There are four kinds of प्रलय (pralaya) mentioned in the Viṣṇu Purāṇa.

Nitya (नित्य) pralaya which has to do with constant end of everything like the day ends when we sleep and starts when we awaken, लय (laya) is a more apt word for this. At a higher level nitya pralaya refers to the life process when life ends at death (and starts again when we rebirth only to have another nitya pralaya). In jyotiṣa we learn of nitya kāraka which are the fixed significators of bhāva and are different from anitya (अनित्य) kāraka, transient significators, that change from one life to another and are the dispositors of the bhāva lords.

Naimittika (नैमित्तिक) pralaya refers to the dissolution of the three manifested worlds – bhūrloka, bhuvarloka and svarloka. All beings are given temporary shelter in the maharloka and after this pralaya ends, are created again, they return to their mortal life. This naimittika pralaya coincides with the sleep of Brahma during his night, when disorganisation of the world’s occur. Nature (prākṛti) continues to exist – only the beings cannot be sustained anymore in the manifested regions. The creator of all the loka and tala, Śrī Vāsudeva (resting as Nārāyaṇa), graciously shelters all beings inside of his being as he rests on his coiled Śeṣa (शेष) nāga on the milky ocean. The name for the king of nāga serpents is Śeṣa literally meaning ‘the end’ as well as ‘the residue or all that remains’ after the naimittika pralaya. This brahma-day is called a kalpa and consists of 14 manvantara. Each manvantara has 71 mahā-yuga comprising of 12000 deva-years. Naimittika pralaya always takes place at the end of a kalpa.

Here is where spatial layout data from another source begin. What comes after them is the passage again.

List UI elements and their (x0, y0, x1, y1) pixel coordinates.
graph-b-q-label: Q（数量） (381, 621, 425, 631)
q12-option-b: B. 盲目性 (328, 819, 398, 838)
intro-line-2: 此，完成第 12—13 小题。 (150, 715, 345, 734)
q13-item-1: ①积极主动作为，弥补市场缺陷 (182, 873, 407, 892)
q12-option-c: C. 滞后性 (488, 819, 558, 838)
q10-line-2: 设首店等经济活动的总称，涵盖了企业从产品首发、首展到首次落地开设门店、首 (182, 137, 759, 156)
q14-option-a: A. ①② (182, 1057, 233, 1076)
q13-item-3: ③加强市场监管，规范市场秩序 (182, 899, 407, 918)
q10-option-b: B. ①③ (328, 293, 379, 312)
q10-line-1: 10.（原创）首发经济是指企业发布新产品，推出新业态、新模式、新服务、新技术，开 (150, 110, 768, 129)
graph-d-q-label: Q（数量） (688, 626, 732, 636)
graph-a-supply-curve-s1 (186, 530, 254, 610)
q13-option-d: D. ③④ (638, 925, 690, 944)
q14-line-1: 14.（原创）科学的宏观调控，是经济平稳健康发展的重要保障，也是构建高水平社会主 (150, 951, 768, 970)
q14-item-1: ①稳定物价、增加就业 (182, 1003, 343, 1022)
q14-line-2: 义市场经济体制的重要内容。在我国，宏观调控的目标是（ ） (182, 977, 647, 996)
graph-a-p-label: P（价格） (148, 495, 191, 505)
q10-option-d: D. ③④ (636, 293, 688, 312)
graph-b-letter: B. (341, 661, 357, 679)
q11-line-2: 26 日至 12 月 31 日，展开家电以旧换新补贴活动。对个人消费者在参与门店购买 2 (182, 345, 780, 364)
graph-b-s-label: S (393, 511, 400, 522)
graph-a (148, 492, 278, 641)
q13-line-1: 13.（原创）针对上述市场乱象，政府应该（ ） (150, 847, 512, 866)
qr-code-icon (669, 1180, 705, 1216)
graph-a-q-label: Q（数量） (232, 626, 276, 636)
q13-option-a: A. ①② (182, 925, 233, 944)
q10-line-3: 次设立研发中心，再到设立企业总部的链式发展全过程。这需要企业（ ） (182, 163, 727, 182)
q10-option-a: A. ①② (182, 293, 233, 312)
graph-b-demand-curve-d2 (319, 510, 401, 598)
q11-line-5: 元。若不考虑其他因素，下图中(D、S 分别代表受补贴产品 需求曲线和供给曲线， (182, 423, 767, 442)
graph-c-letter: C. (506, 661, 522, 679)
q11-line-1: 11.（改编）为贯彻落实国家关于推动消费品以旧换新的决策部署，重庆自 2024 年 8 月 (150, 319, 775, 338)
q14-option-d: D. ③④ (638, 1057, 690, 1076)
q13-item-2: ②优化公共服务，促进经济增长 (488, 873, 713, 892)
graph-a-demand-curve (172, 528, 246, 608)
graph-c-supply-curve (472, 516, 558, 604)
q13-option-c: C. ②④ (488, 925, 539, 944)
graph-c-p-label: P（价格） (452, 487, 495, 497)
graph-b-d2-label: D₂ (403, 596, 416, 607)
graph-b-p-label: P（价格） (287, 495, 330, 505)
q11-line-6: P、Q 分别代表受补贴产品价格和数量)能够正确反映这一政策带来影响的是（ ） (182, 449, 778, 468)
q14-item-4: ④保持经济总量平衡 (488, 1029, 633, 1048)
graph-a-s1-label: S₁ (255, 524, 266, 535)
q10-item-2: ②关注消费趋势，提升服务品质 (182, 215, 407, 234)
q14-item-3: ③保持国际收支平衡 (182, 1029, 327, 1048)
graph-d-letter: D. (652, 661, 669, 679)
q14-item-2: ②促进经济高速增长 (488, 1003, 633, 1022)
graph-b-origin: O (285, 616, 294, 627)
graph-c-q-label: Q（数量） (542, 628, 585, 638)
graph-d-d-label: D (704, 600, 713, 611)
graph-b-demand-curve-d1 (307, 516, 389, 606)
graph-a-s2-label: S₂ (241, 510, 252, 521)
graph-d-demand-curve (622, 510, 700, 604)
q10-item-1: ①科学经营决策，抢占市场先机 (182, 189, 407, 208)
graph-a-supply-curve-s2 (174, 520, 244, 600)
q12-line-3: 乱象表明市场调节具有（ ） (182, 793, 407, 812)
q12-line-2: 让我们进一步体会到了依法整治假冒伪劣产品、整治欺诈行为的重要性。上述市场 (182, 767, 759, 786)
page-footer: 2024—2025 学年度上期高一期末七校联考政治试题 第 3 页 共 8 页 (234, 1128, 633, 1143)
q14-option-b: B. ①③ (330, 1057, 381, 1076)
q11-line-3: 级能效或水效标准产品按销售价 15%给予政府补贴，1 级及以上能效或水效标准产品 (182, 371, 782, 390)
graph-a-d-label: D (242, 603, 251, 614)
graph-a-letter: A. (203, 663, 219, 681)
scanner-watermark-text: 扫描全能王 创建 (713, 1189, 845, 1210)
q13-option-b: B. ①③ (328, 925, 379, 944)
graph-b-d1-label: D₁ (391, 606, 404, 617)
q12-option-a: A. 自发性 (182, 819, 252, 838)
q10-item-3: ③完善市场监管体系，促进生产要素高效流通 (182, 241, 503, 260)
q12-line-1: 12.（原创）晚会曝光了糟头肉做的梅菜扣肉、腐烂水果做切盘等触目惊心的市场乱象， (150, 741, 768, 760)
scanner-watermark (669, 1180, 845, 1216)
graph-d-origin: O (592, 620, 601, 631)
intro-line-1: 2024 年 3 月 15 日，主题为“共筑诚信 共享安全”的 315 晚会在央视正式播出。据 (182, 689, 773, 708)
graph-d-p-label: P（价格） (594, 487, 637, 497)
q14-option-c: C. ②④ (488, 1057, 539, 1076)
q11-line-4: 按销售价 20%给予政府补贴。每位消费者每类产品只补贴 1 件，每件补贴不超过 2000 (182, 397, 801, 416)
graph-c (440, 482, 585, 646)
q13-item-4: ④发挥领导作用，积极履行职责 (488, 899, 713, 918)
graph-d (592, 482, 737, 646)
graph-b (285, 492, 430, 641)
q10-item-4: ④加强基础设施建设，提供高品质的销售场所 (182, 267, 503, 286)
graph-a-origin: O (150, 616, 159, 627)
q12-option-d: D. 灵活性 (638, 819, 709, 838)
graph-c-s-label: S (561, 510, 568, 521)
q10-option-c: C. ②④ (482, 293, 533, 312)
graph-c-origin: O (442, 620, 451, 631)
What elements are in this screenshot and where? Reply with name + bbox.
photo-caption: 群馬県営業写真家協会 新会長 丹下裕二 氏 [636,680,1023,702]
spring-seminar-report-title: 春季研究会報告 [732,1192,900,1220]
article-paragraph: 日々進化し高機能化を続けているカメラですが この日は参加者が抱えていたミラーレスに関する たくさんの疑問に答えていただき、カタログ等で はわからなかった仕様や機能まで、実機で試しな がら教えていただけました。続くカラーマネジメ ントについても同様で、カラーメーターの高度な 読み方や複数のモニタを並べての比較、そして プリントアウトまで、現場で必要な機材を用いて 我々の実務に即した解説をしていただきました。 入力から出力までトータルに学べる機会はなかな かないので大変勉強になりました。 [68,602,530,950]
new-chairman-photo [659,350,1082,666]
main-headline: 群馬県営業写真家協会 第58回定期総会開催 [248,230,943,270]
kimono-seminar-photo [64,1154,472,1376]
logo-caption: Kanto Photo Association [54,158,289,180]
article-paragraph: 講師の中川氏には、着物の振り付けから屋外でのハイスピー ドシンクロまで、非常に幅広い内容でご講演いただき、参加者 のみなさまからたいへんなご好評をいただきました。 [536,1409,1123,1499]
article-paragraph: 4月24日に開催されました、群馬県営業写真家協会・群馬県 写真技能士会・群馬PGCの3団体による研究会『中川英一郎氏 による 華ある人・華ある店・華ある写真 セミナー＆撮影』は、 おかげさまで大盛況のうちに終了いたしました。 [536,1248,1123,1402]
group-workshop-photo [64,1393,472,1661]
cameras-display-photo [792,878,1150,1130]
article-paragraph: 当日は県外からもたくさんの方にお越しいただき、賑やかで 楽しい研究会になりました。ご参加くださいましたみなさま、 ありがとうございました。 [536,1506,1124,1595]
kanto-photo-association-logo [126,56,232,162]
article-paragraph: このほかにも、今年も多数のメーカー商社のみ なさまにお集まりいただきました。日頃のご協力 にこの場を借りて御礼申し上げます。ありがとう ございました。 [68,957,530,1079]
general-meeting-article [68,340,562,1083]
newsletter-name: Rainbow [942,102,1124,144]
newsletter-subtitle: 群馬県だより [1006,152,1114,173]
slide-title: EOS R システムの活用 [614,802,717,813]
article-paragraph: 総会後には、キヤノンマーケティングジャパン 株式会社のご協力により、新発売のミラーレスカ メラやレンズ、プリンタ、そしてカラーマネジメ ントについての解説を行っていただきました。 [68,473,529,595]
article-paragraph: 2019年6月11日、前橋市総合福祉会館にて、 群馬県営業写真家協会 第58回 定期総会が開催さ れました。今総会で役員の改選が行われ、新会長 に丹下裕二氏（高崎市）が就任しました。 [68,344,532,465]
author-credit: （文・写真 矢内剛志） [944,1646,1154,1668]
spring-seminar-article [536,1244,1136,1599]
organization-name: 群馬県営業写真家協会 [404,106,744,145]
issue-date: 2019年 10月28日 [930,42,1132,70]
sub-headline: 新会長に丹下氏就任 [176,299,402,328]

Prākṛtika (प्राकृतिक) pralaya refers to the dissolution of the entire nature, prākṛti herself at the end of a lifetime of Brahma which coincides with a hundred years of Brahma’s life when his death occurs. The end of Brahma is the complete end of everything. For a hundred brahma-years everything goes into the dark energy.

  • The process starts with the dissolution of pṛthvi (earth element, along with smell) by jala-bhūta (water element).
  • Then the Sun with its fiery rays drinks all the waters which already contain all the earth – Agni dissolves jala (water element along with taste).
  • Terrible storms of the Rudras shall crush the flames of the Sun(s) as vāyu dissolves agni (fire element along with sight).
  • Then the invisible ākāśa breathes in and dissolves all the vāyu (wind element along with touch).
  • The dark energy of tamas guṇa sucks up ākāśa (ether element along with sound) and in this manner, all the pañca-bhūta are dissolved.

A very detailed description of this entire process is given in the purāṇa which shows the dissolution of the karmendriya, jñānendriya and then gradually the lokapāla and digpāla and other devatā, followed by manas, buddhi and ahaṁkāra.

Atyantika (अत्यन्तिक) pralaya is the consequence of divine knowledge and causes various types of unions with the Supreme Spirit in various states of mokṣa. All beings do not automatically get mokṣa at the end of prākṛtika pralaya as some would have us believe. They enjoy temporary bliss of closeness with their creator only to be returned when a new Brahma is installed for another hundred Brahma-years. It is this memory of the closeness with Nārāyaṇa that stays somewhere in their supra-consciousness in the soul urging them to seek spiritual knowledge and karmic purification to ‘return to god’.